State school board chairman Keith Travis suggested in a Courier-Journal report that the district should have consolidated into one of the current high schools instead of building a new facility due to declining enrollment.
"Could two of them been consolidated?" Travis asked. "Could one of them been closed and pushed into the two?"
That statement backs up speculation that the alternative to building a new school would have been to close Evarts and/or Cumberland and move the students to Cawood High School.
The Herald-Leader again bashed the project in an editorial earlier this week, criticizing the cost and suggesting the school wasn't needed due to declining enrollment.
While the original estimate may have been $23 million, it was clear to everyone involved that the school would cost quite a bit more after numerous delays.
A bid was submitted by D.W. Wilburn to build the school for $30.2 million in April 2006, and the costs grew to the estimated $41 million to $43 million for a variety of reasons outlined by school officials and backed up by the state audit.
The situation has some similarities to what happened in Lexington with the new Bryan Station High School. A Lexington Herald-Leader report from 2001 estimated that the new school would cost $30 million, compared to $17 million to $20 million for repairs.
When the new school was opened last year, the cost was listed at $43.9 million. A state official told me Thursday that the cost would likely be closer to $58 million if construction started in 2006 like Harlan County.

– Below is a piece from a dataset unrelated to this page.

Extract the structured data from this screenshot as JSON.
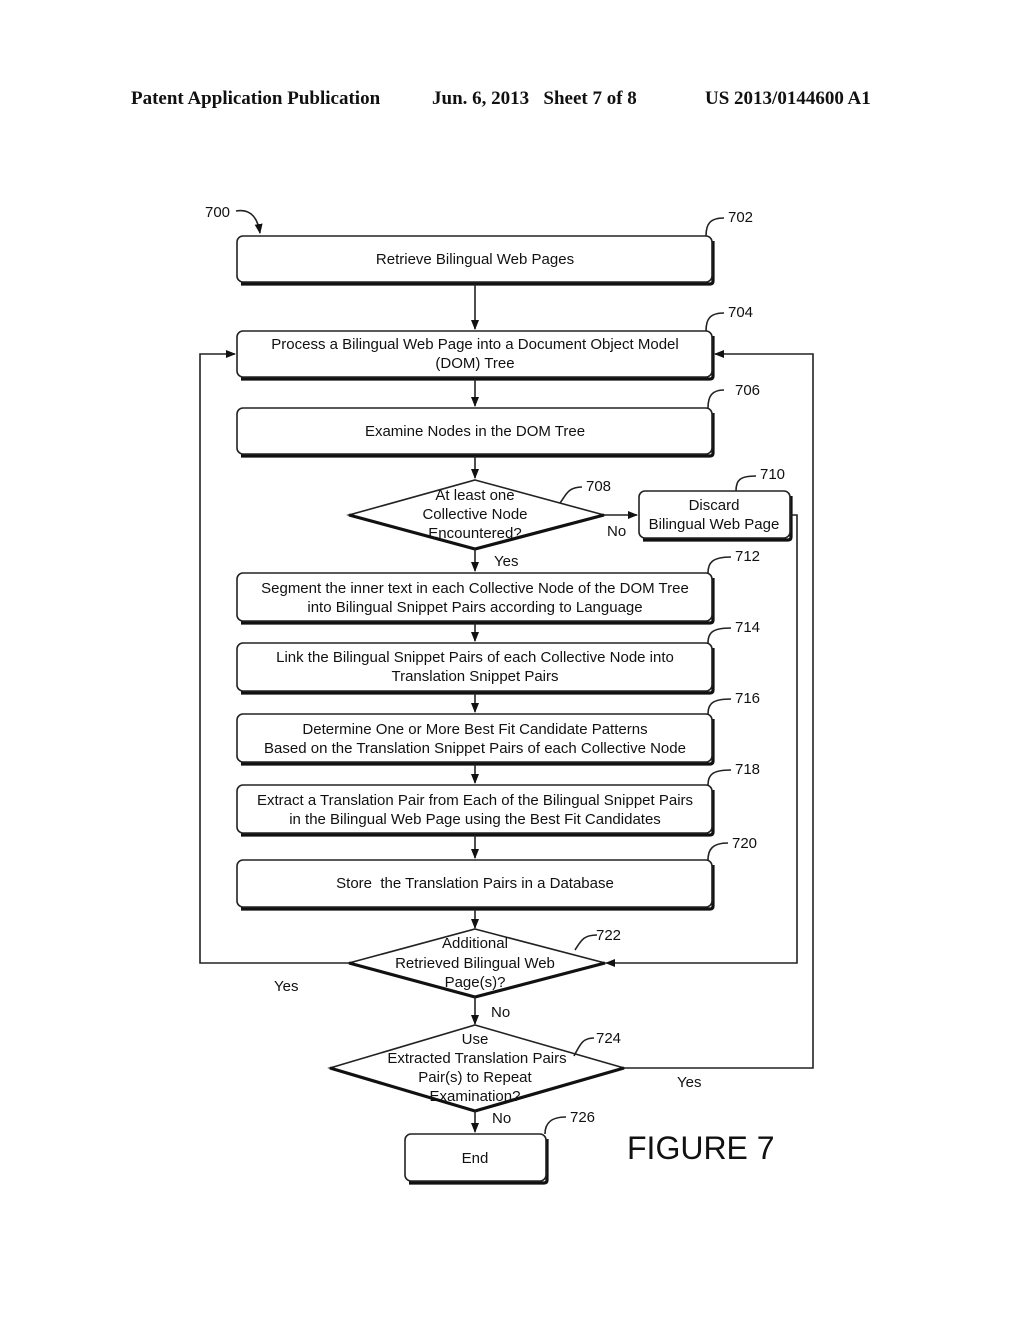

While the Bryan Station school was under construction, the Herald-Leader found space on its editorial page to criticize the Harlan County project as an example of outmoded thinking.
"There's little incentive for making do and adapting existing buildings," the Herald-Leader editorial stated.
But when the new Bryan Station High School opened it was trumpeted as a "sparkling, well-equipped high school" in a Herald-Leader headline, and there was not one word of criticism to be found for replacing an old school with a new school.
Perhaps the logic is that because Harlan County is a much poorer area than Fayette County, our area doesn't deserve nice, new facilities.
It's not a theory I subscribe to, but it's certainly popular in other parts of the state, which explains part of our problem over the past couple of decades. We also have ourselves to blame, but that's another column.
Improving school planning is a reasonable goal, but it's not only a Harlan County issue. Costs go up, and anyone who expected a 2003 price to be anywhere near the 2008 price isn't dealing with today's reality.
Harlan County had one chance to build its first new high school in 40-plus years, and it looks as the though the facility will be as nice as any in Kentucky when it's finished.
It's hard to put a price tag on what that could mean for Harlan County's future.